Не верилось, что это не Господь, а люди могут создавать такую красоту.
Поражало мысль, как в этом мире все сочетается: этот вселяющий умиротворение и возвышенные помыслы торжественный собор, возведенный во славу божию, и тот кровавый поход, в котором он участвовал будучи нищим крестьянином, впервые сбежавшим из своей деревни с мечтой о служении и попавший на эту дикую вакханалию, устроенную Великим понтификом, благодаря которому он, Гийом, будучи безродным простолюдином, стал одним из главенствующих монахов ордена проповедников, устраивающих инквизиционные суды во имя той же веры.
Он не мог забыть тех чудовищных по своей жестокости и масштабам зверств, что творили несущие крест в Лангедок рыцари и солдаты. Он не мог забыть опустошенный и разграбленный Безье, где крестоносцы вырезали спрятавшихся в церквях жителей, не разбирая ни возраста, ни пола. Он стоял, смотрел на портал Страшного суда и вспоминал остервенелых наемников, которые вытаскивали из дома на улицу семью, где поставленному на колени отцу отрезали голову – не отрубили, а именно отрезали, заливая все вокруг кровью, а мать с маленьким сыном связали вместе и бросили в колодец, называя это катарским крещением; совсем юную дочь привязали за руки к лежащему на земле колесу от повозки, как распятую, по очереди ее насиловали, а затем, прижав к земле раздвинутые ноги, проткнули пикой, стараясь сделать так, чтобы та вышла через рот...
Картины кровавых безумств человеческих стали сливаться с порталом и перенесли его в подвал, где завтра он сам станет судьей и палачом еще одной ни в чем не повинной жертвы человеческой похоти и бездушия.

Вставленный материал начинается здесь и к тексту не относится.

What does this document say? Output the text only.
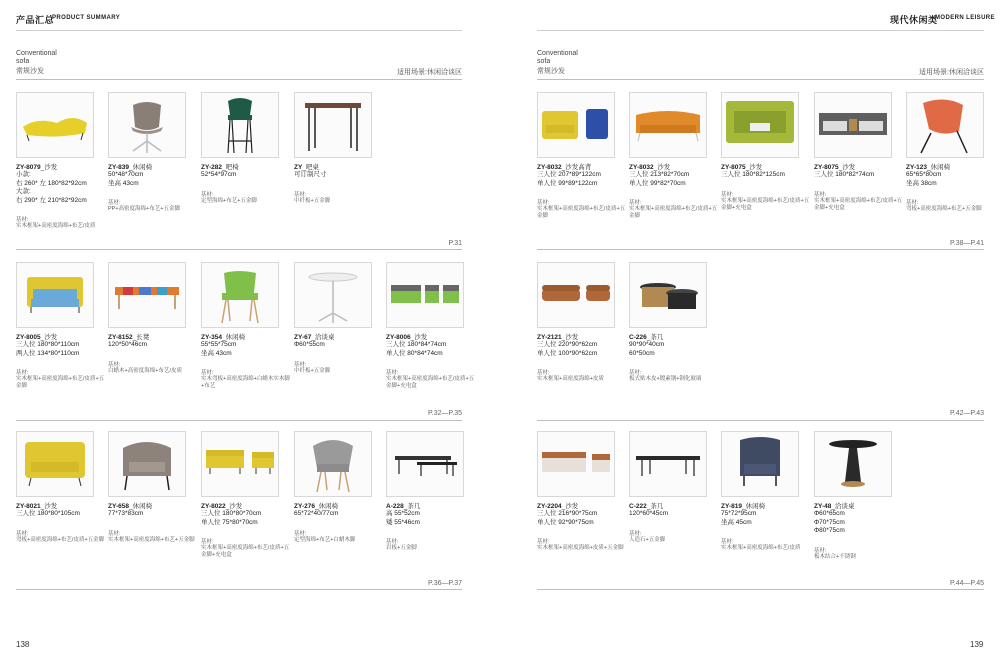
产品汇总
PRODUCT SUMMARY	现代休闲类
MODERN LEISURE
Conventional
sofa
常规沙发	适用场景:休闲洽谈区
Conventional
sofa
常规沙发	适用场景:休闲洽谈区
P.31
P.32—P.35
P.36—P.37
P.38—P.41
P.42—P.43
P.44—P.45
138	139
ZY-8079_沙发
小款:
右 260* 左 180*82*92cm
大款:
右 290* 左 210*82*92cm
基材:
实木框架+高密度海绵+布艺/皮质
ZY-839_休闲椅
50*48*70cm
坐高 43cm
基材:
PP+高密度海绵+布艺+五金脚
ZY-282_吧椅
52*54*97cm
基材:
定型海绵+布艺+五金脚
ZY_吧桌
可订制尺寸
基材:
中纤板+五金脚
ZY-8005_沙发
三人位 180*80*110cm
两人位 134*80*110cm
基材:
实木框架+高密度海绵+布艺/皮质+五金脚
ZY-8152_长凳
120*50*46cm
基材:
白蜡木+高密度海绵+布艺/皮质
ZY-354_休闲椅
55*55*75cm
坐高 43cm
基材:
实木弯板+高密度海绵+白蜡木实木脚+布艺
ZY-67_洽谈桌
Φ60*55cm
基材:
中纤板+五金脚
ZY-8006_沙发
三人位 180*84*74cm
单人位 80*84*74cm
基材:
实木框架+高密度海绵+布艺/皮质+五金脚+充电盒
ZY-8021_沙发
三人位 180*80*105cm
基材:
弯板+高密度海绵+布艺/皮质+五金脚
ZY-658_休闲椅
77*73*83cm
基材:
实木框架+高密度海绵+布艺+五金脚
ZY-8022_沙发
三人位 180*80*70cm
单人位 75*80*70cm
基材:
实木框架+高密度海绵+布艺/皮质+五金脚+充电盒
ZY-276_休闲椅
65*72*40/77cm
基材:
定型海绵+布艺+白蜡木脚
A-228_茶几
高 55*52cm
矮 55*46cm
基材:
岩板+五金脚
ZY-8032_沙发高背
三人位 207*89*122cm
单人位 99*89*122cm
基材:
实木框架+高密度海绵+布艺/皮质+五金脚
ZY-8032_沙发
三人位 213*82*70cm
单人位 99*82*70cm
基材:
实木框架+高密度海绵+布艺/皮质+五金脚
ZY-8075_沙发
三人位 180*82*125cm
基材:
实木框架+高密度海绵+布艺/皮质+五金脚+充电盒
ZY-8075_沙发
三人位 180*82*74cm
基材:
实木框架+高密度海绵+布艺/皮质+五金脚+充电盒
ZY-123_休闲椅
65*65*80cm
坐高 38cm
基材:
弯板+高密度海绵+布艺+五金脚
ZY-2121_沙发
三人位 220*90*62cm
单人位 100*90*62cm
基材:
实木框架+高密度海绵+皮质
C-226_茶几
90*90*40cm
60*50cm
基材:
板式贴木皮+镀素钢+钢化玻璃
ZY-2204_沙发
三人位 216*90*75cm
单人位 92*90*75cm
基材:
实木框架+高密度海绵+皮质+五金脚
C-222_茶几
120*60*45cm
基材:
人造石+五金脚
ZY-819_休闲椅
75*72*95cm
坐高 45cm
基材:
实木框架+高密度海绵+布艺/皮质
ZY-48_洽谈桌
Φ60*65cm
Φ70*75cm
Φ80*75cm
基材:
板木结合+不锈钢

Но разве он этого хотел, когда посвящал свою жизнь служению истинной вере Христовой?
И разве он, Гийом Огюст де Лорне, в силах что-либо изменить?
Конечно, он может отказаться от вынесения приговора и не найти убедительными доказательства, собранные обвинением и им же самим. В его власти даже освободить заключенную.
Но неужели он, монах святого отдела расследований еретической греховности, не должен быть благодарен своему покровителю, сеньору Франсуа де Канье? Неужели же он хочет потерять все, к чему шел такою трудною дорогой, и вернуться ни с чем к себе обратно в грязную полуголодную деревню или оказаться на месте этой девочки?
Глядя на эти терзания с балюстрады галереи над западным фасадом погруженного в молчание собора,
наблюдая, как чуть тронутые желтизной кроны деревьев окунулись в воду, и как ясная, но уже холодная синева неба липла к глазам, отражаясь в них подобно притихшим еще зеленым рядам, жавшимся друг к другу в канале Сены в предчувствии стирающего краски с постепенно меркнущего небосвода вечера, растворяющего иллюзии, снимающего завесы, обнажая этот мир для вселенской тьмы, которая окунает его в себя, как в бездну, уже поглотившую бесчисленные мерцания далеких звезд и планет...
могу ли я не посочувствовать юноше, с чистыми помыслами, исполненными искренней веры, окунувшемуся в хаос человеческого порока и вынырнувшему оттуда с избытком знаний о человеческой душе и возможностью вершить над нею суд?
Но мало ли на свете таких историй? И недостаточно ли я, никем не замеченный, продемонстрировал вам их?
III
Совершенно разбитым пришел де Лорне в свою проповедническую обитель. Он не стал участвовать в вечерней службе, дал некоторые поручения, распорядился принести вина и приступил к молитве в уединении.
Переживания, усталость и вино дали о себе знать, и уже через час монах святого ордена уснул, не потушив свечей, сам того не заметив.
И видел он толпу, стоящую у подножия Храмовой горы.
И среди прочего видел он в толпе и иудеев и альбигойцев.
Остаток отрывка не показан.